Location
- Country: Australia

Physical characteristics
- • location: North of Ravensthorpe
- • elevation: 274 metres (899 ft)
- • location: Jerdacuttup Lakes
- Length: 65 km (40 mi)
- Basin size: 1,818 km^{2} (702 sq mi)
- • average: 4,440 ML/a (0.141 m^{3}/s; 4.97 cu ft/s)

= Jerdacuttup River =

River in Western Australia

The Jerdacuttup River is a river in the Goldfields-Esperance region of Western Australia.
The water in the river is naturally saline.

The river rises on the edge of the Yilgarn Plateau north of Ravensthorpe below Mount Short and drains the eastern side of the Ravensthorpe Range before flowing south and draining into the Jerdacuttup lakes close to the Southern Ocean and east of Hopetoun.

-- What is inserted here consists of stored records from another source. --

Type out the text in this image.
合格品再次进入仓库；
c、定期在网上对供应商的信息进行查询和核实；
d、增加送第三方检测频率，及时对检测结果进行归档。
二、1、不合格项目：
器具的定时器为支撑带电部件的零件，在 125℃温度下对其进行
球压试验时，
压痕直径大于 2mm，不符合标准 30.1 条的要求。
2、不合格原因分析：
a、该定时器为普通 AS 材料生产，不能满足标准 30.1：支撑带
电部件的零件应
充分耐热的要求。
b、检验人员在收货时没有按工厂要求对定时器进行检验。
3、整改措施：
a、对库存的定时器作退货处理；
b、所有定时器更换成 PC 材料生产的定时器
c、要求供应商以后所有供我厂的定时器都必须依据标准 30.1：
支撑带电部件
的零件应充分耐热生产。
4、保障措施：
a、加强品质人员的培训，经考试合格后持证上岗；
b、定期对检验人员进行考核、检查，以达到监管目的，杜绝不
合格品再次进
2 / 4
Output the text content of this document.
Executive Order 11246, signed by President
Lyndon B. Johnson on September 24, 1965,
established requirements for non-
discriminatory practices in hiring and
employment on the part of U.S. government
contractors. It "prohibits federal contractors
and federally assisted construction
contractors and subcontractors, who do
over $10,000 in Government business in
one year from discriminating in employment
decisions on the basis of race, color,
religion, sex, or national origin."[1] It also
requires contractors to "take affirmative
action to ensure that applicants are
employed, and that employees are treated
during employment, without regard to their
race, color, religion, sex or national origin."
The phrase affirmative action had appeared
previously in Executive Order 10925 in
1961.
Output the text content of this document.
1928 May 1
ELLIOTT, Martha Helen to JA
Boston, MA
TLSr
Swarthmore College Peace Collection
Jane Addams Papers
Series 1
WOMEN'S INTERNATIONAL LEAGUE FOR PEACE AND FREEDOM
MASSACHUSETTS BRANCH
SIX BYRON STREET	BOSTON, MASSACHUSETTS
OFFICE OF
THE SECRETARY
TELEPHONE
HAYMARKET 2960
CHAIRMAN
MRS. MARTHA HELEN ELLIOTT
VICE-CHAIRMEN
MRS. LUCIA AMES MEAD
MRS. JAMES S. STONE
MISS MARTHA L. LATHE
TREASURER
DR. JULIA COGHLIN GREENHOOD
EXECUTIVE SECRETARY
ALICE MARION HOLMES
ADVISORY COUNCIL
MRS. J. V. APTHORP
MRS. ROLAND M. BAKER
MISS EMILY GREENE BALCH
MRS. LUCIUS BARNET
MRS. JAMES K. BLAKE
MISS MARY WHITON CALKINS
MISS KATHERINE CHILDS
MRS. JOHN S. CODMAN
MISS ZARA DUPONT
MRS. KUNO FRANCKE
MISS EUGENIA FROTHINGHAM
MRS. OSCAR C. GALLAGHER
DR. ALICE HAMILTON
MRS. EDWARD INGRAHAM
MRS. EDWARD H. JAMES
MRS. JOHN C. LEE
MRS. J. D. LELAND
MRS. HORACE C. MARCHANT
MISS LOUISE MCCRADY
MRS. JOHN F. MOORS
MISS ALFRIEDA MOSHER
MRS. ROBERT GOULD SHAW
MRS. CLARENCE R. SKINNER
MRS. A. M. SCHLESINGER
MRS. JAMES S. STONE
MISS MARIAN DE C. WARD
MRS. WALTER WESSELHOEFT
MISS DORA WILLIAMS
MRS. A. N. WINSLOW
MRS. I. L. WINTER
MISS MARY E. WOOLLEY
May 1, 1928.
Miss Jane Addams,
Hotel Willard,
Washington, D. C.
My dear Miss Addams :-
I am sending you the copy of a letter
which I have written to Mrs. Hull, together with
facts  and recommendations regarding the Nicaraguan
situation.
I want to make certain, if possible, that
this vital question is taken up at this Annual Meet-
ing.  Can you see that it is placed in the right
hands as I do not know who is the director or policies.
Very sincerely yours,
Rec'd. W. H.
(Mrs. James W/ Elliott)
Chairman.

The tributaries of the river include Moolyall Creek, Woodenup Creek, Cordingup Creek, Carlingup Creek, Boaiup Creek, Bandalup Creek and Burlabup Creek.

The name is Indigenous Australian in origin and first charted by John Forrest in 1870. The nearby town of Jerdacuttup also shares the name.

The river is the location of a significant komatiite deposit, which was listed on the Register of the National Estate.